If gold is everywhere what is the 'standard' by which value is judged by? Onnesium? Lanthanum? Zuchai Crystals!? Iridium?
 
3$US = 1Cr... so that means an average free trader pilot earns $ 18,000 a month!!! $196,000 PA plus gets free board an lodging!! Jeez sign me up!!!
 
Originally posted by Elliot:
As it happens English special forces soldiers still carry gold sovereigns to bribe/pay off locals. It was one of the ways the Iraqi's were suspicious that captured SAS men were not regulars.
*slap!* I knew that. Duh. Time to re-read Bravo Two Zero
 
Originally posted by lisagb:
3$US = 1Cr... so that means an average free trader pilot earns $ 18,000 a month!!! $196,000 PA plus gets free board an lodging!! Jeez sign me up!!!

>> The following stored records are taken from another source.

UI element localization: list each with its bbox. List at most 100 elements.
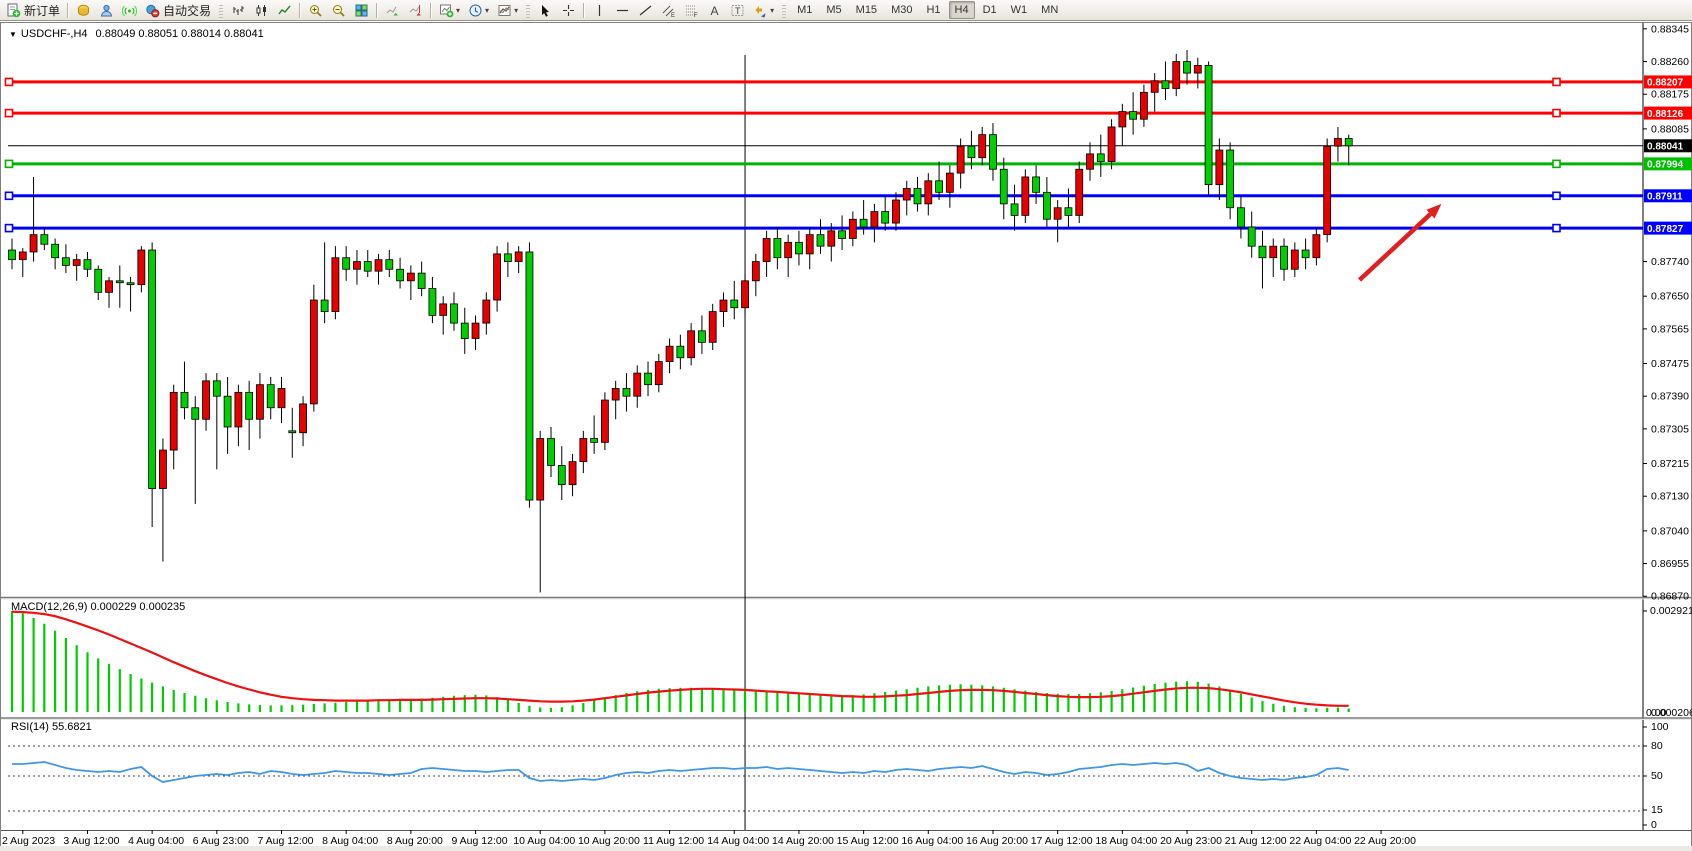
- svg-text:0.88041: 0.88041: [1647, 142, 1684, 153]
- chart-shift-button[interactable]: [405, 0, 426, 20]
- svg-text:E: E: [671, 13, 675, 18]
- clock-icon: [468, 3, 483, 18]
- price-badge: 0.88041: [1644, 139, 1692, 152]
- new-order-button[interactable]: 新订单: [3, 0, 63, 20]
- signals-button[interactable]: [119, 0, 140, 20]
- deposit-button[interactable]: [73, 0, 94, 20]
- crosshair-button[interactable]: [558, 0, 579, 20]
- auto-scroll-icon: [385, 3, 400, 18]
- candle[interactable]: [1022, 169, 1029, 223]
- timeframe-button-m30[interactable]: M30: [885, 1, 918, 19]
- hline-handle[interactable]: [6, 225, 13, 232]
- arrows-button[interactable]: ▾: [750, 0, 777, 20]
- candle[interactable]: [310, 285, 317, 412]
- timeframe-button-w1[interactable]: W1: [1005, 1, 1034, 19]
- zoom-out-button[interactable]: [328, 0, 349, 20]
- window-bottom-edge: [0, 846, 1692, 851]
- candle[interactable]: [1108, 119, 1115, 169]
- line-chart-icon: [277, 3, 292, 18]
- rsi-indicator-label: RSI(14) 55.6821: [11, 721, 92, 733]
- periods-button[interactable]: ▾: [465, 0, 492, 20]
- zoom-out-icon: [331, 3, 346, 18]
- tile-windows-button[interactable]: [351, 0, 372, 20]
- dropdown-caret-icon: ▾: [770, 6, 774, 15]
- price-badge: 0.87827: [1644, 222, 1692, 235]
- text-label-icon: T: [730, 3, 745, 18]
- candle[interactable]: [526, 242, 533, 507]
- arrows-icon: [753, 3, 768, 18]
- candle[interactable]: [601, 392, 608, 450]
- hline-handle[interactable]: [1553, 192, 1560, 199]
- text-label-button[interactable]: T: [727, 0, 748, 20]
- trendline-button[interactable]: [635, 0, 656, 20]
- auto-trading-button[interactable]: 自动交易: [142, 0, 214, 20]
- vertical-line-button[interactable]: [589, 0, 610, 20]
- price-chart[interactable]: 0.883450.882600.881750.880850.877400.876…: [0, 0, 1692, 851]
- text-button[interactable]: A: [704, 0, 725, 20]
- hline-handle[interactable]: [6, 110, 13, 117]
- line-chart-button[interactable]: [274, 0, 295, 20]
- templates-button[interactable]: ▾: [494, 0, 521, 20]
- price-axis-label: 0.87040: [1651, 525, 1689, 537]
- price-axis-label: 0.87475: [1651, 358, 1689, 370]
- toolbar-group-grip: [782, 3, 786, 18]
- macd-axis-label: 0.002921: [1650, 605, 1692, 617]
- candlestick-chart-button[interactable]: [251, 0, 272, 20]
- hline-handle[interactable]: [1553, 225, 1560, 232]
- new-chart-button[interactable]: ▾: [436, 0, 463, 20]
- timeframe-button-h4[interactable]: H4: [949, 1, 975, 19]
- zoom-in-icon: [308, 3, 323, 18]
- macd-axis-label: 0.000206: [1651, 707, 1692, 719]
- candle[interactable]: [1227, 142, 1234, 219]
- rsi-axis-label: 100: [1651, 721, 1669, 733]
- template-icon: [497, 3, 512, 18]
- horizontal-line-button[interactable]: [612, 0, 633, 20]
- rsi-axis-label: 50: [1651, 770, 1663, 782]
- rsi-axis-label: 0: [1651, 819, 1657, 831]
- auto-scroll-button[interactable]: [382, 0, 403, 20]
- toolbar-separator: [299, 3, 301, 18]
- zoom-in-button[interactable]: [305, 0, 326, 20]
- timeframe-button-d1[interactable]: D1: [977, 1, 1003, 19]
- hline-handle[interactable]: [1553, 110, 1560, 117]
- hline-handle[interactable]: [6, 192, 13, 199]
- price-axis-label: 0.88085: [1651, 123, 1689, 135]
- hline-handle[interactable]: [6, 78, 13, 85]
- candle-chart-icon: [254, 3, 269, 18]
- toolbar-separator: [430, 3, 432, 18]
- new-chart-icon: [439, 3, 454, 18]
- timeframe-button-m1[interactable]: M1: [791, 1, 818, 19]
- hline-handle[interactable]: [6, 160, 13, 167]
- symbol-dropdown-icon[interactable]: ▼: [9, 30, 17, 39]
- tile-windows-icon: [354, 3, 369, 18]
- timeframe-button-h1[interactable]: H1: [920, 1, 946, 19]
- equidistant-channel-button[interactable]: E: [658, 0, 679, 20]
- svg-text:0.87911: 0.87911: [1647, 192, 1683, 203]
- fibonacci-icon: F: [684, 3, 699, 18]
- dropdown-caret-icon: ▾: [456, 6, 460, 15]
- profile-button[interactable]: [96, 0, 117, 20]
- candle[interactable]: [1324, 138, 1331, 242]
- vline-icon: [592, 3, 607, 18]
- text-icon: A: [707, 3, 722, 18]
- price-axis-label: 0.87130: [1651, 491, 1689, 503]
- candle[interactable]: [149, 242, 156, 527]
- timeframe-button-mn[interactable]: MN: [1035, 1, 1064, 19]
- hline-icon: [615, 3, 630, 18]
- bar-chart-button[interactable]: [228, 0, 249, 20]
- timeframe-button-m15[interactable]: M15: [850, 1, 883, 19]
- candle[interactable]: [1076, 162, 1083, 224]
- cursor-button[interactable]: [535, 0, 556, 20]
- main-toolbar: 新订单自动交易▾▾▾EFAT▾M1M5M15M30H1H4D1W1MN: [0, 0, 1692, 21]
- svg-text:0.88207: 0.88207: [1647, 78, 1684, 89]
- toolbar-separator: [583, 3, 585, 18]
- hline-handle[interactable]: [1553, 160, 1560, 167]
- fibonacci-button[interactable]: F: [681, 0, 702, 20]
- macd-indicator-label: MACD(12,26,9) 0.000229 0.000235: [11, 601, 185, 613]
- hline-handle[interactable]: [1553, 78, 1560, 85]
- timeframe-button-m5[interactable]: M5: [820, 1, 847, 19]
- new-order-icon: [6, 3, 21, 18]
- history-book-icon: [76, 3, 91, 18]
- candle[interactable]: [1205, 62, 1212, 197]
- crosshair-icon: [561, 3, 576, 18]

Bah -- that's only because T20 (and T4) uses the old CT rates that way overpaid starship crews (especially pilots). MT (and TNE) had a much more sensible system:
Bridge Crew: Cr500 times BRN [Basic Rank Number from character generation] plus 10% for each level of Pilot or Navigation or Leader skill.
So your average pilot (rank 0 or 1, skill-1) makes Cr550/month (~$19.8K/yr). Considering that room & board is included, this isn't really all that bad. And It IS possible for a crewmember under MT/TNE to pull down KCr6/month -- you just have to be Command Crew (and a former Admiral...).
 
Given that a free trader is 30-50 million credits worth of equipment, with routine operating expenses of more than $2MCr/year, I'm not convinced that Cr 72,000 for the pilot _is_ overpaying.
 
Yeah...us REAL traders gotta think of the bottom line....profits....profits....some ones gotta pay for all this equipment...thats why some people call us GREEDY...I,for one, am just,SLIGHTLY,profit motivated!!!!! :D :D
 
TJ-said-"Yeah...us REAL traders gotta think of the bottom line....profits....profits....some ones gotta pay for all this equipment...thats why some people call us GREEDY...I,for one, am just,SLIGHTLY,profit motivated!!!!! :D :D
_________________________________________
A slight understatement, in your case, eh?